If we want to bridge the divide in our country, family, friends, neighbors, even social media followers must take it upon ourselves to do it. Here’s how:
1. Use empathy. The most important part of effective communication is wanting to understand where the other person is coming from even though you don’t agree with them. Empathy is not a weakness. It’s a tool. Imagine you’re an investigator gathering information. Tell the other person, “I really want to understand where you’re coming from,” and mean it. Ask open-ended questions (that require more than a “yes” or “no” answer) for the purpose of understanding, not arguing.

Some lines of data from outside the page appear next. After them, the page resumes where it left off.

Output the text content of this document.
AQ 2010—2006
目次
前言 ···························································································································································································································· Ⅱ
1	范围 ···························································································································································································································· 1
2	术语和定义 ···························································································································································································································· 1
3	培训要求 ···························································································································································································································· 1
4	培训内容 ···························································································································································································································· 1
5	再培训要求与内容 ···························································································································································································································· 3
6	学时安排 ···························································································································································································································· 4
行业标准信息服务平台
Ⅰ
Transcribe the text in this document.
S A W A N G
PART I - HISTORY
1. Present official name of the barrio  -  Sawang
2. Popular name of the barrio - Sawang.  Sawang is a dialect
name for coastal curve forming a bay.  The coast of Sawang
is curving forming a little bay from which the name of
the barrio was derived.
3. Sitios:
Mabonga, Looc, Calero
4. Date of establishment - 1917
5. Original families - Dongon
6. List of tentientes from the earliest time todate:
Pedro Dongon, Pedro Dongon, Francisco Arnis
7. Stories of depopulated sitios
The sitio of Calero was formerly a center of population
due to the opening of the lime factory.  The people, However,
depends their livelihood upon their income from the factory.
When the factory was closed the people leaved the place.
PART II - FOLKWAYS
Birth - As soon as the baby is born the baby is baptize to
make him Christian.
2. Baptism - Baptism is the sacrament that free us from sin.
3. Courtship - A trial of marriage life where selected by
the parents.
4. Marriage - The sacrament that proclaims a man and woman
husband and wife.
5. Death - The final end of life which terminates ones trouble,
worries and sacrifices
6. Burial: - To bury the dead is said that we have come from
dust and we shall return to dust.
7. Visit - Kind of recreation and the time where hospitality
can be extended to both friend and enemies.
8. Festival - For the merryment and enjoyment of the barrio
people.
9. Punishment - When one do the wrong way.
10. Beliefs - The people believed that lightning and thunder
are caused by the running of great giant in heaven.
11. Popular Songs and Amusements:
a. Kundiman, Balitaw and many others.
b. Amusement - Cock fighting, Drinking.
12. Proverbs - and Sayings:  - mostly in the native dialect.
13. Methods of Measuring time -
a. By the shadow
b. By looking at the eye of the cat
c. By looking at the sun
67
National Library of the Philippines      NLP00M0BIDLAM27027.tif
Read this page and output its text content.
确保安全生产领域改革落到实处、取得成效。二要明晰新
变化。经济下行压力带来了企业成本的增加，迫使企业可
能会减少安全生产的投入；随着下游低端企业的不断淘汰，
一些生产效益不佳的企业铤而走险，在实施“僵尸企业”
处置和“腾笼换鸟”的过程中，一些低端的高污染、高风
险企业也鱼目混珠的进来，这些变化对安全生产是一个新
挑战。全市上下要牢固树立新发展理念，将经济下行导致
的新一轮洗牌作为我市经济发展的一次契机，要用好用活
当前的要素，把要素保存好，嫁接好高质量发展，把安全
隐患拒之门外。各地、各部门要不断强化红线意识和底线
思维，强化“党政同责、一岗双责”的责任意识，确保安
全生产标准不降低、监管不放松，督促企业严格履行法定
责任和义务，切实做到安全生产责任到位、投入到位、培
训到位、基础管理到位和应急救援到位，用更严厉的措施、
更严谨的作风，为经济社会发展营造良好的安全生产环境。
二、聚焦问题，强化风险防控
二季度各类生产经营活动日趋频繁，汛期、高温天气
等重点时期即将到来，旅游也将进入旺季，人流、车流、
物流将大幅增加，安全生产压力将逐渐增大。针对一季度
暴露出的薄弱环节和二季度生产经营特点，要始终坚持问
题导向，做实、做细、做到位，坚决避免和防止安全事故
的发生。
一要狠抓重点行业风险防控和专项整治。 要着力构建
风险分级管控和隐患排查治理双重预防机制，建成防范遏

2. Focus on feelings. Anger is a very empowering emotion. As I’m sure you’ve personally experienced, it can motivate people to do things they normally wouldn’t. But anger is also the “tip of the iceberg,” a byproduct of other feelings such as hopelessness, helplessness, hurt, disappointment, shame, guilt, etcetera. Most people go through life reacting to feelings they’re not even aware of. To foster insight, ask the person how they feel about an issue or event rather than what they think. Let them know it’s normal to have several feelings at once. Ask them if they have ever felt this way at another time in their life. When was it?
3. Get them to problem solve. Ask the person how they would fix the problem or how they would manage the situation if they were in charge. But in an inquisitive, not challenging, way. Present plausible “what if” scenarios and ask how this would change their strategy. Do their solutions address all their needs (feelings) or just some? Ask how they plan to address the needs left out. A simple example: If I need money, I could rob a bank, but that would ignore my desire to stay alive and live freely.
4. Never make assumptions. If you’re upset by something you hear, ask for clarification. “This is the way I heard what you said, but I don’t want to make assumptions, so I’m checking in with you: is that how you meant to come across?” 99% of the time, the answer will be, “no.”
5. Don’t try to fix people. It’s not your responsibility and it’s impossible anyway. Take yourself out of the power struggle. Focus on helping people help themselves, not on changing their minds.
6. You can win the battle but lose the war. Arguing doesn’t work and can further damage your relationships. If you sense the conversation is escalating or you’re repeating yourself, simply say, “We’re not communicating. Let’s take a break.” You can add, “This relationship is too important to jeopardize over this.”
7. Be patient. Don’t expect the person to change their mind after the first conversation. You are planting seeds of doubt. Trust they will bloom over time.
For reasons beyond politics, we must create an environment that allows people to feel comfortable acknowledging and expressing feelings, rather than regarding them as abnormal. Social media, with its hyper-focus on appearances and political correctness, leads Americans to believe they’re isolated in their feelings and circumstances. Take it from someone whose been counseling people for 28 years, nothing could be further from the truth! Most Americans have the same wants and needs, but we must encourage each other to see it.